Intro to Audition

What is Audition?#

Audition is the Triage model selection module. Model selection is the process of selecting a model group that is likely to perform well on future data. Audition makes model selection easy and repeatable, even when comparing hundreds of model groups.

Start by defining a set of coarse filtering rules that prune the worst-performing model groups. You can then apply more complex selection rules that rank model groups on factors like their performance over time or variability in performance.

Audition can compare the performance of these selection rules, helping you choose a selection rule that is likely to identify well-performing models in the future.

Audition works well in a Jupyter notebook, or any other environment that will conveniently display Audition's matplotlib output.

The Audition Python interface#

Initializing Auditioner#

This Auditioner object reads performance data from a database populated by a Triage Experiment. It loads information about the model groups selected by model_group_ids, over the training sets specified by train_end_times, and filters them as defined by initial_metric_filters.

from triage.component.audition import Auditioner

aud = Auditioner(
    db_engine = conn, # connection to a database populated by a Triage experiment
    model_group_ids=[i for i in range(101, 150)], # selecting model groups to evaluate
    train_end_times=end_times,
    initial_metric_filters=
        [{'metric': 'precision@',
          'parameter': '50_abs',
          'max_from_best': 0.3,
          'threshold_value': 0.5}],
    models_table='models',
    distance_table='best_dist',
    agg_type='worst'
)

Here, Auditioner drops all models group that meet at least one of these conditions in at least one training set:

Achieves precision at least 0.3 worse than the best performing model group
Achieves precision worse than 0.5

Note that the agg_type parameter is optional for aggregating metric values across multiple models for a given model_group_id and train_end_time combination (e.g., from different random seeds) -- mean, best, or worst (the default)

Selection rules#

Selection rules allow you to pare down your model groups even more.

Start by adding rules to a RuleMaker object:

from triage.component.audition.rules_maker import SimpleRuleMaker, create_selection_grid

rule = SimpleRuleMaker()

rule.add_rule_best_current_value(metric='precision@', parameter='50_abs', n=3)
rule.add_rule_best_average_value(metric='precision@', parameter='50_abs', n=3)

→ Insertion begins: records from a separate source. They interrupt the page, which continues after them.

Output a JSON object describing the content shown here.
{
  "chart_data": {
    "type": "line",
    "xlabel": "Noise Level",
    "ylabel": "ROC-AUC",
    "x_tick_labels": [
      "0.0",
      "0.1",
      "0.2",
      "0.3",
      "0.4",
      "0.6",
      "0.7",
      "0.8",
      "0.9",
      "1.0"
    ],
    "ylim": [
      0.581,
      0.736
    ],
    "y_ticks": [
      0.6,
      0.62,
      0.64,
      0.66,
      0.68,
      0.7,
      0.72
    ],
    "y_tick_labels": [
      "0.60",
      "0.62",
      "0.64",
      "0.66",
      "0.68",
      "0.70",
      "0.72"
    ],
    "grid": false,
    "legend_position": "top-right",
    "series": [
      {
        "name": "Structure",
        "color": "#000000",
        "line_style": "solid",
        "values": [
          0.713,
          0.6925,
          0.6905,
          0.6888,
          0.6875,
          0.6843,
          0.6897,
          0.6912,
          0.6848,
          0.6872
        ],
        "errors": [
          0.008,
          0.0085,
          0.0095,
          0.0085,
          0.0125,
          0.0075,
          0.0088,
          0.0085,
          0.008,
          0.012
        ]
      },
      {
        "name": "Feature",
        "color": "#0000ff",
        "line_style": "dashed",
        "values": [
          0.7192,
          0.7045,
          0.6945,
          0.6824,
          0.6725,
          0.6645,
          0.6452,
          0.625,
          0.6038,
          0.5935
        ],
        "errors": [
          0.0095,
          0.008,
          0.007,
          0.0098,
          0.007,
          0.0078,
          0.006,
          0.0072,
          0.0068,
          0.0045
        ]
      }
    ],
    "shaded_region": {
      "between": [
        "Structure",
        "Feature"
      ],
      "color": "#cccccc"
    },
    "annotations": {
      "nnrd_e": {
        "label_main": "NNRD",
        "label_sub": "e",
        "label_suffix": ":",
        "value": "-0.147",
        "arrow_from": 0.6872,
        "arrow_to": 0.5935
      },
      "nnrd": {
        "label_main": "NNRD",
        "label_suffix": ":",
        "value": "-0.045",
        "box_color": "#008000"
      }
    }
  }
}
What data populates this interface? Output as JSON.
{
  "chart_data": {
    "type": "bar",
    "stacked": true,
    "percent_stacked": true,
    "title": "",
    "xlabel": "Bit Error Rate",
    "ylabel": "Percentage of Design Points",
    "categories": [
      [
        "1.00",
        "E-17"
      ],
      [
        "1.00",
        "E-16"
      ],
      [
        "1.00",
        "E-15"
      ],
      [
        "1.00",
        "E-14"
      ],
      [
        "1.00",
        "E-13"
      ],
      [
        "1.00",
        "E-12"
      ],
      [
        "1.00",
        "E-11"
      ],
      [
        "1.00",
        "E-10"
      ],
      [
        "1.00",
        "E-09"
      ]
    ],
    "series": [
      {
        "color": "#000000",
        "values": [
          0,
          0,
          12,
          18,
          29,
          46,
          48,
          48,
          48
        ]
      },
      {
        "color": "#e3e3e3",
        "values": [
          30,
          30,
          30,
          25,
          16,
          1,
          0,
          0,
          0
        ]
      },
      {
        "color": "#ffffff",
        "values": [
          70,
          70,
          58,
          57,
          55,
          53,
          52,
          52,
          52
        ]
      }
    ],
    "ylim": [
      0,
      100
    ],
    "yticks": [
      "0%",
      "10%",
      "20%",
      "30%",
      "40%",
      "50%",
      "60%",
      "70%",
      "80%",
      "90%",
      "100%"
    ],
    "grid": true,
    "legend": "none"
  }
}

These rules select the top 3 models

Ranked by precision in the most recent training set
Ranked by average precision over all training sets.

Create a selection grid from your RuleMaker, and register it in your Auditioner object. This will generate a set of plots showing the performance of each rule, and allow you to view the top n models selected by each rule.

grid = create_selection_grid(rule)

aud.register_selection_rule_grid(grid, plot=True)
aud.selection_rule_model_group_ids

Metric Filters#

Auditioner implements two coarse filters for pruning worst-performing model groups.

These filters are defined on the metrics specified by the metric and parameter arguments in the initial_metric_filters dict. The combination of these two arguments should refer to a metric calculated by a Triage experiment.

max_from_best: Model groups that perform this much worse than the best-performing model group in any period will be pruned.

threshold_value: Model groups that perform worse than this threshold in any period will be pruned.

Adding metric filters#

After defining an Auditioner instance, we can output the models permitted by the initial thresholds.

# Output the thresholded model group ids
aud.thresholded_model_group_ids

If that didn't thin things out too much, let's get a bit more agressive with both parameters. If we want to have multiple filters, then use update_metric_filters to apply a set of filters to the model groups we're considering in order to eliminate poorly performing ones. The model groups will be plotted again after updating the filters.

aud.update_metric_filters([{
    'metric': 'precision@',
    'parameter': '50_abs',
    'max_from_best': 0.5,
    'threshold_value': 0.12
}])
aud.thresholded_model_group_ids

The Audition CLI#

Besides its Python interface, Audition exposes a full-featured CLI.

Start by defining an Audition config file. Parameters in an Audition config map to arguments in the Python interface introduced above.

triage -d dbconfig.yaml audition --config audition_config.yaml --directory audition_output

This command will run Audition against the database specified in dbconfig.yaml, using options from audition_config.yaml. It will store the resulting plots in the directory audition_output.